Russian forces launched missiles from land, air, and sea on Wednesday as part of a drills to exercise its strategic nuclear forces. Speaking from the Kremlin from where he oversaw the exercise, President of the Russian Federation Vladimir Putin told a bank of television screens on which he had live feeds to his Minister of Defence and head of the armed forces at other locations: “Today, we have a scheduled strategic nuclear forces management drill, as the defense minister just reported. Let’s get to work”.
In a statement, the Kremlin said of the exercise: “Under the leadership of the Supreme Commander-in-Chief of the Armed Forces of the Russian Federation, Vladimir Putin, a strategic nuclear force exercise was conducted involving the land, sea, and air components. During the exercise, practical launches of intercontinental ballistic missiles and air-launched cruise missiles were conducted”.
Hans Møller Kristensen, director of the Nuclear Information Project at the Federation of American Scientists observed given these tests came at the same time as the United States launched Exercise Global Thunder 26, an exercise of nuclear command and control systems with “increased bomber and other aircraft flights”, and as NATO ran the nuclear Exercise Steadfast Noon. Kristensen characterised this overlap as a “nuclear rush hour”.
As is customary for the Russian Ministry of Defence with such exercises, it published a quantity of videos showing the launches. The land component of the exercise involved the firing of what appeared to be either a Topol or Yars Intercontinental Ballistic Missile — essentially identical nuclear missiles differing in the potential warheads carried — from a mobile truck-based launcher inside a Krona shelter at the Plesetsk Cosmodrome in north-west Russia.
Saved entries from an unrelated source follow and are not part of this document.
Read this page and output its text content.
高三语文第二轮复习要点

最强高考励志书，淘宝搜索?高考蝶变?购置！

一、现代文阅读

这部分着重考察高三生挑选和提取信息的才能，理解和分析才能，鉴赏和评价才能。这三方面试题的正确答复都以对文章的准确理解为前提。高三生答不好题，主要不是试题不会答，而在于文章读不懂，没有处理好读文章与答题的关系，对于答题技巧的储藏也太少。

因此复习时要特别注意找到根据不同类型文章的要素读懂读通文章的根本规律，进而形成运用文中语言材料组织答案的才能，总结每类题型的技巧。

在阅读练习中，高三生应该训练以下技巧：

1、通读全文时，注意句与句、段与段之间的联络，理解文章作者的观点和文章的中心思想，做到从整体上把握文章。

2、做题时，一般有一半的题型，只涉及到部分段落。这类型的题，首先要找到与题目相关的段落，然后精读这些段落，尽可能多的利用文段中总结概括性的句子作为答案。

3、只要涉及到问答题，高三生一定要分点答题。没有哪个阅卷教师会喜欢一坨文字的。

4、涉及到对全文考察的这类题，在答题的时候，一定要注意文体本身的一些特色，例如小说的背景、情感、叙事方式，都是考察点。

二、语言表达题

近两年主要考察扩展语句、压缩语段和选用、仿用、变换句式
The Russian Ministry of Defence identified its at-sea launch as having been from a submarine in the Barents Sea. Sailors aboard the vessel captured in the footage promulgated by Russian state media shows the crew wearing overalls bearing the badge of Delta IV class submarine K-117 Bryansk, commissioned in 1988.
The air component was at least one TU-95 bomber which was reported to have launched cruise missiles.
As reported by Breitbart News, Wednesday also saw a perceptible freeze in only recently thawing relations between Moscow and Washington as President Donald Trump punished Russia for dragging its heels on peace, and planned talks with President Putin seemed to have collapsed. While several media outlets clearly implied in their coverage that Wednesday’s nuclear drills appeared timed to send a message in the wake of these developments, it remains the case that Russia does exercise its strategic forces at this time every year.
Before yesterday’s drills on October 22nd, 2024’s edition of the same operation was on October 29th. 2023’s were on the 25th, while 2022’s were on October 26th.
The rhetoric surrounding this year’s exercises are fractionally different to 2024, however. Whereas last year the Russian military said the purpose of the exercises was simulating “a massive nuclear strike by strategic offensive forces in response to a nuclear strike by the enemy”, this week it was instead described as practicing “the procedures for authorizing the use of nuclear weapons”, perhaps implying a shift from retaliatory to first-strike wargaming.